En vue de la soirée Médiapart sur l'Europe de ce soir, où participe JLM, d'une part, je reposte bien sûr 1°)- le débat à l'ENS du 30 avril 2014, "Faut-il faire sauter Bruxelles ?", avec F Ruffin, E Todd et J Genereux. D'autre part, je présente le chapitre de "La malfaçon" de Frédéric Lordon sur la domination allemande sur le reste de l'U-E. Première idée à retenir : "ce n'est pas la domination de l'Allemagne-nation, c'est la domination de l'Allemagne-capital que nous vivons, comprendre : la domination du capital allemand, distingo que l'on fait rarement dans nos discussions. A tort. L'Allemagne est le shérif de la construction européenne, le flic de la circulation, qui impose aux autre Etats de la Communauté "ce modèle ordo-libéral de politique économique, où l'orthodoxie budgétaire est l'alpha et l'oméga de cet équilibre) : modèle libéral imposé comme condition sine qua non de son entrée dans la monnaie unique.

"L'obsession monétaire allemande est devenue le point de cécité volontaire européiste" nous dit Frédéric Lordon, les 2 seules missions de l'Europe étant la mission anti-inflationniste et l'orthodoxie budgétaire, en dehors de quoi il n'existe plus rien...!!! Au nom de la sacro-sainte "stabilité", tous les Etats de l'Union sont rentrés dans un régime inédit de "politique économique par les règles" imposées de Bruxelles, faux nez de Berlin.

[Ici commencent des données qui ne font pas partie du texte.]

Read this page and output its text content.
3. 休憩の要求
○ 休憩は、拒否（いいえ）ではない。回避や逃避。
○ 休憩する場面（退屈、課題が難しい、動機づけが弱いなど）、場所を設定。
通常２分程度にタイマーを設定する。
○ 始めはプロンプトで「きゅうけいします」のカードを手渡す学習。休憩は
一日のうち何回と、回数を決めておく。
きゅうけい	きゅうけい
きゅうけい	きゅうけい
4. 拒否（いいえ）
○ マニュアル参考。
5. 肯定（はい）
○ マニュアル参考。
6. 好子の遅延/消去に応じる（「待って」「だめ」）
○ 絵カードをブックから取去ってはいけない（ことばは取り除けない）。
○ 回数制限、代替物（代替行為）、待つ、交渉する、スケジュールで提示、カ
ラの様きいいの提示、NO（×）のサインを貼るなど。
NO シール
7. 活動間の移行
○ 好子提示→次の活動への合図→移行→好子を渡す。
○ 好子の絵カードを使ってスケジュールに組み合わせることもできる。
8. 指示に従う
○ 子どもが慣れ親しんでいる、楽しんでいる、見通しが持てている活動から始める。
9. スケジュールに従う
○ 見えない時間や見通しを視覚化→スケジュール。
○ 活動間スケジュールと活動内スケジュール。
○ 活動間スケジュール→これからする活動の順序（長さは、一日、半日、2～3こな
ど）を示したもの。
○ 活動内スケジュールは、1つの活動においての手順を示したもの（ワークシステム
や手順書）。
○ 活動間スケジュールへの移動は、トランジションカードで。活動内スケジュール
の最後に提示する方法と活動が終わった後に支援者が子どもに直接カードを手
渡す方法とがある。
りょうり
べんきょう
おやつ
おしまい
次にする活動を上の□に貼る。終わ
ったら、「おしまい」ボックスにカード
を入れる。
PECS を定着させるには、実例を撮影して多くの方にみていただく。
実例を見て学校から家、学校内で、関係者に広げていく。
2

Pour comprendre cette obsession allemande pour l'équilibre budgétaire, il convient de mobiliser le "roman national allemand", qui tient à tort l'hyper-inflation de 1923 comme la matrice du nazisme. Une réécriture de l'Histoire allemande, qui omet le taux de chômage de 25% en 1932. Qu'importe ! Ce roman est historiquement faux, mais c'est lui qui prédomine...! La force du traumatisme allemand, c'est qu'il rend non négociables ses propres obsessions monétaires. S'imaginer que le SPD au pouvoir changera ces règles monétaires strictes est un rêve d'une grande naïveté.

Mais en septembre 2012, la BCE a accepté d'intervenir sur les marchés secondaires, pour racheter de la dette, si besoin en quantités illimitées : ce qui a stabilisé l'euro : une entorse de taille à l'orthodoxie monétaire, au demeurant très mal vécue par le Peuple allemand, qui était majoritairement contre. Quoiqu'il en soit, les politiques économiques nationales, dont la politique française est délibérément soumises au joug et à la tutelle normalisatrice des marchés financiers.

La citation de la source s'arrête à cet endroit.